DB query on what database on what server? API query to what endpoint? Multichill (talk) 20:59, 20 March 2019 (UTC)[reply]

IABot's DB on a cloud VPS located on Labs. The API URL is https://tools.wmflabs.org/iabot/api.php. The documentation can be found at meta:InternetArchiveBot/API.—CYBERPOWER (Chat) 22:06, 20 March 2019 (UTC)[reply]

Comment I've asked around on IRC, and it seems there is consensus favoring adding archive URLs to all links, being that Wikidata is a data repository rather than encyclopedic articles. With that in mind, I restarted some tests with IABot adding archive URLs to live references.—CYBERPOWER (Chat) 19:58, 13 March 2019 (UTC)[reply]
Support Adding archiving to all outgoing links.ChristianKl ❪✉❫ 11:51, 18 March 2019 (UTC)[reply]

Are we ready for approval here?--Ymblanter (talk) 19:38, 18 March 2019 (UTC)[reply]

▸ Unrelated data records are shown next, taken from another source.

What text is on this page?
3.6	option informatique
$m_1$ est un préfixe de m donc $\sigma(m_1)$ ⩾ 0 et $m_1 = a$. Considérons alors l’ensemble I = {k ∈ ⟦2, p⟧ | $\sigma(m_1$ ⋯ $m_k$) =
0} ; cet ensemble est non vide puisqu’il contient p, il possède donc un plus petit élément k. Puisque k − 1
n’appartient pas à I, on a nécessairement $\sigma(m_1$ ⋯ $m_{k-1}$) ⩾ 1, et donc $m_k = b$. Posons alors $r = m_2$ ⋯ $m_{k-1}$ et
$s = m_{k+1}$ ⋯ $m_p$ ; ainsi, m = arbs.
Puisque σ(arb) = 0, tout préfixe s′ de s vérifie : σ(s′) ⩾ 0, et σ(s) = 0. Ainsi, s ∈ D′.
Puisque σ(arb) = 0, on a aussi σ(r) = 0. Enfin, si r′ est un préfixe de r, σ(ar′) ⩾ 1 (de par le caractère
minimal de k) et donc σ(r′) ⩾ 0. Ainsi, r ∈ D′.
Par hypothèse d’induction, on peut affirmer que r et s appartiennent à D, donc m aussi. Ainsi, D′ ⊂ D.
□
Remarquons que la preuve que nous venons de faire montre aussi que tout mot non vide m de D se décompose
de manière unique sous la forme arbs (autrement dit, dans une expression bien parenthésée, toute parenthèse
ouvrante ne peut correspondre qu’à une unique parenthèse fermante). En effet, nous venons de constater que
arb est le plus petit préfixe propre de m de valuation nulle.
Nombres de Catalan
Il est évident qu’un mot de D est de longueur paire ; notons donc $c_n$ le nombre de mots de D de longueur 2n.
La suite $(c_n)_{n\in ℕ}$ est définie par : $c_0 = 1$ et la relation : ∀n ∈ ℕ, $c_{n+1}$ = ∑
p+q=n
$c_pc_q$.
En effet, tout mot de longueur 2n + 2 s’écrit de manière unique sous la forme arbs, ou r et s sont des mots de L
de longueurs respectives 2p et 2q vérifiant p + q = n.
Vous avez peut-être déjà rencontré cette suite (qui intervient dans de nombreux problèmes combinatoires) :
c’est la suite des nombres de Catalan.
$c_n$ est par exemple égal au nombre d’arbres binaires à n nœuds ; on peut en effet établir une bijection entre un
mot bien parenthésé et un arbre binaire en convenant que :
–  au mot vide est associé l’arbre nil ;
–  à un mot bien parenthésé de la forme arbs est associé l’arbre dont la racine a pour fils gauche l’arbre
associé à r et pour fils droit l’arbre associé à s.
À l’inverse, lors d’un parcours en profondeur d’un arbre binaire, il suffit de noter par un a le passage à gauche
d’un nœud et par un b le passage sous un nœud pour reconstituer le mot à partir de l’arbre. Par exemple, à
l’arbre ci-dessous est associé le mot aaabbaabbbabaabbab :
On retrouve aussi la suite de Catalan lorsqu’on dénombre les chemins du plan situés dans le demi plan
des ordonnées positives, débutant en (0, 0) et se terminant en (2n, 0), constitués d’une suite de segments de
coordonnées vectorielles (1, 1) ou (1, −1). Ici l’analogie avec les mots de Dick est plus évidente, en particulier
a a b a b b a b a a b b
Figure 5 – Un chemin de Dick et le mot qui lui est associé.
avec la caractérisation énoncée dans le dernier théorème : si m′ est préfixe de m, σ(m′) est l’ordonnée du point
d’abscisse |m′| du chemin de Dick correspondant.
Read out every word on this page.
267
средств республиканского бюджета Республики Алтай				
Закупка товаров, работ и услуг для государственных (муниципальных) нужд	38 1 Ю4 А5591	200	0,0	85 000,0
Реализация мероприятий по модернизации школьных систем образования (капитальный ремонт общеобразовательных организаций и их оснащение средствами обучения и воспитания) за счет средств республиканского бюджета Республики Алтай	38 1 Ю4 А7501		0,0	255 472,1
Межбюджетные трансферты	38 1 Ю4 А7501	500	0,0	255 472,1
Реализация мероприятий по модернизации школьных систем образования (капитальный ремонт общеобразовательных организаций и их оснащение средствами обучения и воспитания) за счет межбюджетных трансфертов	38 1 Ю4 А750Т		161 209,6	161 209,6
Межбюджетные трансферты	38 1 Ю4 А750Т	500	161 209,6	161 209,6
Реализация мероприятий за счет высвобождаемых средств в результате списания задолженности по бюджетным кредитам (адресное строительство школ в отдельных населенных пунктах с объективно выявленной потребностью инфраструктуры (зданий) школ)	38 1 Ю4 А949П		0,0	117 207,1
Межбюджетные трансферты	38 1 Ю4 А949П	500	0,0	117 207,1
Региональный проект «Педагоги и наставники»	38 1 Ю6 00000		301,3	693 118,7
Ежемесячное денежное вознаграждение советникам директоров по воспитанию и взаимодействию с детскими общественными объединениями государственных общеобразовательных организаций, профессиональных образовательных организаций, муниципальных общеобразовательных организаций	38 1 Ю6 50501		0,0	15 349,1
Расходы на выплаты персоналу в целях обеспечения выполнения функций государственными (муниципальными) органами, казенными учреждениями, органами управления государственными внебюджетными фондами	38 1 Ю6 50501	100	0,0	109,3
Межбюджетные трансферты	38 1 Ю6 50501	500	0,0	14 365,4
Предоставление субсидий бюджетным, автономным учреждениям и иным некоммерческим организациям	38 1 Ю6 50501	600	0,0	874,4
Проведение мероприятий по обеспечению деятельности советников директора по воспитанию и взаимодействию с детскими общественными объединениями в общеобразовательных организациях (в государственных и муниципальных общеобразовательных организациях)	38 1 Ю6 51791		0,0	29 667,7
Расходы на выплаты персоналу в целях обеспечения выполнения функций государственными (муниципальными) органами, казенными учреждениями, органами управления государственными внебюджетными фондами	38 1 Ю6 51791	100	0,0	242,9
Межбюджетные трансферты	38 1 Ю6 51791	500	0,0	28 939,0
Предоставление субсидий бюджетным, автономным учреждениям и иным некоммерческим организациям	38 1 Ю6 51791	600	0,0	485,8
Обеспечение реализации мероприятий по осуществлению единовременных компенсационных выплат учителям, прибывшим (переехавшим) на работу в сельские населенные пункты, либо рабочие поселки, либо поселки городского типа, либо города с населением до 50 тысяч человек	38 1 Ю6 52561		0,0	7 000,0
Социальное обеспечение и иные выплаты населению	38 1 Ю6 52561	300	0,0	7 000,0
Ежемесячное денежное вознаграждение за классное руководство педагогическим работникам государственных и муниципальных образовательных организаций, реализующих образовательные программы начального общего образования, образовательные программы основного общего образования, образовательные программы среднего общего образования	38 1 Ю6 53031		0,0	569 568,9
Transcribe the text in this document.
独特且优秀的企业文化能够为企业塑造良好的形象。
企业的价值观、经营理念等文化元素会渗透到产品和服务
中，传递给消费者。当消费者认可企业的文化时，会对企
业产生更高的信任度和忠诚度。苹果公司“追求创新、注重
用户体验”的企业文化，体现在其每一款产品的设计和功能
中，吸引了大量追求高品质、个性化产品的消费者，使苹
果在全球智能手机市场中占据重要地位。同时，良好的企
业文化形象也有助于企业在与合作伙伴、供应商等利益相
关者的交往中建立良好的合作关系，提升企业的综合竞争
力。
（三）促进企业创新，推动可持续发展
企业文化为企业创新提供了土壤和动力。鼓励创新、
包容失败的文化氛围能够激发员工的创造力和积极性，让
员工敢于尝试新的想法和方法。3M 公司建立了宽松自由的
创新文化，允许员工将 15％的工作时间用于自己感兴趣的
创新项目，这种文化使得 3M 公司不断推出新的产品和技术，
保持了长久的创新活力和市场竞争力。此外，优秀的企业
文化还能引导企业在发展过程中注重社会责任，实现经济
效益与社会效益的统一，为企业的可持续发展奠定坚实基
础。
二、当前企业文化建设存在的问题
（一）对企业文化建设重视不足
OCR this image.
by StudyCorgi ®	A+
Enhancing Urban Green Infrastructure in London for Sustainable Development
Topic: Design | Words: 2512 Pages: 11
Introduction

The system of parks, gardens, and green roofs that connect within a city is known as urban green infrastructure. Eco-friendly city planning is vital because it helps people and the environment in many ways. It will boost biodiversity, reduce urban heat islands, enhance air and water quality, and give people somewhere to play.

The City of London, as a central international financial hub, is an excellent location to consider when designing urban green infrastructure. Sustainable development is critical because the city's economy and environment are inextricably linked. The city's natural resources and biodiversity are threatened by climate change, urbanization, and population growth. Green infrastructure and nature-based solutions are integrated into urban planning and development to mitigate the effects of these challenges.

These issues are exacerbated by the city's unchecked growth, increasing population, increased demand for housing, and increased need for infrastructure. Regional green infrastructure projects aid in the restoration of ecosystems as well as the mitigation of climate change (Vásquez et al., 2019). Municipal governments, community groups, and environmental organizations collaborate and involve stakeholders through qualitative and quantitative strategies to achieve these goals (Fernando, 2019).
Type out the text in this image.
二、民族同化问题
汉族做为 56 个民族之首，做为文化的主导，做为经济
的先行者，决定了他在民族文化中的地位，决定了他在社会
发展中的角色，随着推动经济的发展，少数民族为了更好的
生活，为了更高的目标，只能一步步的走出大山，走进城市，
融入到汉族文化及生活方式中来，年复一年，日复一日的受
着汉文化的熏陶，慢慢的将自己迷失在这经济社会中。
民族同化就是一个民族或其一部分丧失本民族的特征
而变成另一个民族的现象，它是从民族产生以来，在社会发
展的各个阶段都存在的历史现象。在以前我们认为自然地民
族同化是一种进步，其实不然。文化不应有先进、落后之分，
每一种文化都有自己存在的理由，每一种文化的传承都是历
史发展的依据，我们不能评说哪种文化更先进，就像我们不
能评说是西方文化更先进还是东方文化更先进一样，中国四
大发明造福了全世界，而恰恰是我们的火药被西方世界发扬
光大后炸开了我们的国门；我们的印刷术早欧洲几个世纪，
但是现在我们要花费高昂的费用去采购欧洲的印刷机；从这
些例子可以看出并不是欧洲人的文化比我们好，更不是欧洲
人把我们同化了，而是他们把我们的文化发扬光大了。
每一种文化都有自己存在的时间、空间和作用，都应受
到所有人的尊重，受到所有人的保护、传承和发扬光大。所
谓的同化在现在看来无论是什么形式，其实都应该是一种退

I certainly am.—CYBERPOWER (Chat) 21:11, 18 March 2019 (UTC)[reply]

@Multichill: and you? Lymantria (talk) 06:19, 21 March 2019 (UTC)[reply]

No, see above. Multichill (talk) 21:27, 21 March 2019 (UTC)[reply]

Support Gamaliel (talk) 18:39, 25 March 2019 (UTC)[reply]
@Ymblanter, Lymantria: There seems to be a consensus favoring the bot's current proposed operation.—CYBERPOWER (Chat) 07:17, 29 April 2019 (UTC)[reply]
Well, I guess we still need to come to terms with the only dissenter. @Multichill: Maarten, could you please clearly articulate what you are currently unhappy with? I can not understand this from the discussion.--Ymblanter (talk) 20:03, 30 April 2019 (UTC)[reply]
I don't see consensus on everything. Mass adding archive url's to working references will cause a lot of clutter. I support everything mentioned here except the mass adding of archive links to working references. You can approve that part and move the later scope expansion into a new request. Multichill (talk) 20:42, 30 April 2019 (UTC)[reply]
Thanks, I will likely do this but I need to re-read the whole discussion, and it might get postponed till the weekend.--Ymblanter (talk) 21:21, 2 May 2019 (UTC)[reply]
Comment I think the best approach at this point would indeed be to approve the intial request (index all URLs contained in Wikidata, and adding archive URLs to defunct links) and to spin out a separate discussion about whether and how to add archival links for non-defunct links. --Daniel Mietchen (talk) 03:48, 5 May 2019 (UTC)[reply]

The above discussion is preserved as an archive. Please do not modify it. Subsequent comments should be made in a new section.